Pese al disgusto que se adueñó de él durante aquellos días sin que esa mujer respondiera o devolviera sus llamadas, estaba preocupado porque no era la manera en la que esperaba encontrársela.

—Estoy bien —musitó sin abrir los ojos, maldiciendo en silencio al ver la preocupación que empañaban sus ojos azules—. No es nada.

Ignorando su respuesta, Harrison se sentó en la cama, obligándola a hacerle espacio.

—Estas temblando —señaló. Le pasó un brazo por la espalda y la atrajo hacia su cuerpo—. Si no me dices qué tienes en este preciso instante, te llevaré a un hospital.

La joven resopló con desanimo y a regañadientes abrió los ojos, encontrándose con el rostro intranquilo de Harrison. Su corazón golpeaba con fuerza al caer en la cuenta que él estaba ahí y la mantenía tan apretada a sí que por mucho que quisiera huir de la intensidad de sus propias emociones, no podía hacerlo e incapaz de seguir reprimiendo más el llanto que luchaba por salir, enterró su rostro en el amplio pecho del hombre y empezó a sollozar.

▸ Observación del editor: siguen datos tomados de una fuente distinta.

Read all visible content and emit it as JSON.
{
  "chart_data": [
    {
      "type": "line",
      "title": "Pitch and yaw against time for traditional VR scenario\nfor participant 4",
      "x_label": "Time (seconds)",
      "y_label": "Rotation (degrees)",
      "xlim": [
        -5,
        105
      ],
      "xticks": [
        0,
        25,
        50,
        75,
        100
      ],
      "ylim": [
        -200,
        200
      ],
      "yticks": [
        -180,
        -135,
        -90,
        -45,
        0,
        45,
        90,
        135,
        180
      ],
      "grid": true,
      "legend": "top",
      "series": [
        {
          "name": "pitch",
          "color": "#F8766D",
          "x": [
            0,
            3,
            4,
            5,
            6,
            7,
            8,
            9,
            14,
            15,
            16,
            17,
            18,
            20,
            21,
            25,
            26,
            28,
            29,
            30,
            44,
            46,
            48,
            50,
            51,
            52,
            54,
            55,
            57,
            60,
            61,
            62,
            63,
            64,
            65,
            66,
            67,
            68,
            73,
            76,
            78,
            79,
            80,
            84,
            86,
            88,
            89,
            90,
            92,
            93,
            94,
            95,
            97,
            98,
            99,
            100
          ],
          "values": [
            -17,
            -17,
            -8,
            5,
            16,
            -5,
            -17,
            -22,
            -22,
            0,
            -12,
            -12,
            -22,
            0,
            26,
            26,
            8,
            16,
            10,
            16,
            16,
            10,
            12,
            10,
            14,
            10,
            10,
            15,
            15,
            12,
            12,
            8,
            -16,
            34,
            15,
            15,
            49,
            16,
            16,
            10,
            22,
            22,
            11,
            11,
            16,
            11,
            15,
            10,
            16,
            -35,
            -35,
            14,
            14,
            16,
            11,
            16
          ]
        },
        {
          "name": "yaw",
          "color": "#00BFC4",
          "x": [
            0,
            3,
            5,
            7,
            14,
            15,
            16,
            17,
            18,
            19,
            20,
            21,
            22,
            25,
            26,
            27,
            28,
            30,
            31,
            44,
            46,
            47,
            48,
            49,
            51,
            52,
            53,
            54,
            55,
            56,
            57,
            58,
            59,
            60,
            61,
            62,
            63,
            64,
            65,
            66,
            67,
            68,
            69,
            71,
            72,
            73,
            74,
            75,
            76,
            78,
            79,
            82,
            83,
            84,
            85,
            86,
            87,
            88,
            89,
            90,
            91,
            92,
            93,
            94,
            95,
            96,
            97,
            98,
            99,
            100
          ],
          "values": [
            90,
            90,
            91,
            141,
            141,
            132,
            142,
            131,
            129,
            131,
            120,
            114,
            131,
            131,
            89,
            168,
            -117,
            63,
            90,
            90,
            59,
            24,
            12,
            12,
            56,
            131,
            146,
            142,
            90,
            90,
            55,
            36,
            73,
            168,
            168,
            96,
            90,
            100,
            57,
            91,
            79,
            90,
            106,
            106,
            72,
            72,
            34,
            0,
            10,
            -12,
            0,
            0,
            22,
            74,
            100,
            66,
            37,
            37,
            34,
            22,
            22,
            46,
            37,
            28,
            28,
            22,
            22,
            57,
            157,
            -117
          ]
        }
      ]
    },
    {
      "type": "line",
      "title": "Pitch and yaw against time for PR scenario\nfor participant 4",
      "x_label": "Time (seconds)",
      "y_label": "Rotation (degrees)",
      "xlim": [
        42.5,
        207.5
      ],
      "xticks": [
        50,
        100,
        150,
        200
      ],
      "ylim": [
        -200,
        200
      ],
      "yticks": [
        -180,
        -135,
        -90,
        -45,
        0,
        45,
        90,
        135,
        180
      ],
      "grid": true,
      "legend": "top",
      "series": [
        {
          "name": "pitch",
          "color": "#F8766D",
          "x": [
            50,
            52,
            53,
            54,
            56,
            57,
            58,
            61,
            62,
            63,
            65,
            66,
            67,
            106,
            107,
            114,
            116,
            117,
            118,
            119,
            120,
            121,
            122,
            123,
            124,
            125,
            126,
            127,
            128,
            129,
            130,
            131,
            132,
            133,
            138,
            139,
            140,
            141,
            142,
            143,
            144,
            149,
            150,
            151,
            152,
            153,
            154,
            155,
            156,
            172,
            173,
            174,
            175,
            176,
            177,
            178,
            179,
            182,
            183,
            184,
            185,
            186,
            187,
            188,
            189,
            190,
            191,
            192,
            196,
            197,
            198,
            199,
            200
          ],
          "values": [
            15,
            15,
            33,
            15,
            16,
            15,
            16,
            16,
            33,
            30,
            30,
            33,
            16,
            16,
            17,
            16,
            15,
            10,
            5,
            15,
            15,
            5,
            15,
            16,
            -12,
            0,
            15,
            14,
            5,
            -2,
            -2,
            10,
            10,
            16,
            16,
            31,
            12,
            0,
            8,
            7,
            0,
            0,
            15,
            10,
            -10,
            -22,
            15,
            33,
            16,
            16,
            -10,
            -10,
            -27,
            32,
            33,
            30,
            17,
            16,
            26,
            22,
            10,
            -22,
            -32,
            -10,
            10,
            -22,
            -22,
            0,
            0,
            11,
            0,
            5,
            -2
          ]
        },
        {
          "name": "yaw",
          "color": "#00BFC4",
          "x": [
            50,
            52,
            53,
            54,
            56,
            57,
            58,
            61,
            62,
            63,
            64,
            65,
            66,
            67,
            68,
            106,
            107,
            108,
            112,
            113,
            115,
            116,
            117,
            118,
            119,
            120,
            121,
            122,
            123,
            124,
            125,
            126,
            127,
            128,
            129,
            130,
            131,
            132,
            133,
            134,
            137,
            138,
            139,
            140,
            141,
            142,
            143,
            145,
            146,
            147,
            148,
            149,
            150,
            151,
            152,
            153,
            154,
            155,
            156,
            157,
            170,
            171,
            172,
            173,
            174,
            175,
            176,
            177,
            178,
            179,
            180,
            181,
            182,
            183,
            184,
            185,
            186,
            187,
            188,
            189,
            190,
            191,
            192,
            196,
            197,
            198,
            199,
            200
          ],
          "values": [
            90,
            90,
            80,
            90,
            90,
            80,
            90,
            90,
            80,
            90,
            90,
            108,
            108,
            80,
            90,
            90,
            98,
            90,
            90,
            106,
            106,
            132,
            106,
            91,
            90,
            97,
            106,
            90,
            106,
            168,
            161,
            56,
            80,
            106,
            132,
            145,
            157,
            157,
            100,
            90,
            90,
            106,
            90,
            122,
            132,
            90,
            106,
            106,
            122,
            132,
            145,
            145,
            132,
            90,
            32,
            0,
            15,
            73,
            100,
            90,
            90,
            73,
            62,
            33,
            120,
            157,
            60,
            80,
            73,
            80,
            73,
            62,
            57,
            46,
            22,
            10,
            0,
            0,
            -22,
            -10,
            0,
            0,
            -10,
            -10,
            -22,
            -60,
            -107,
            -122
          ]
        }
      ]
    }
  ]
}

—¿Qué ocurre? —insistió, aferrándola con ambos brazos y depositando un beso entre sus cabellos—. Estoy aquí para lo que necesites, pero te imploro que me digas qué tienes.

—Estoy pasando por una crisis de ansiedad —gimoteó contra su sudadera. Inspiró hondo su masculino olor y se apretó más, deseando fundirse con él y mantenerse a salvo.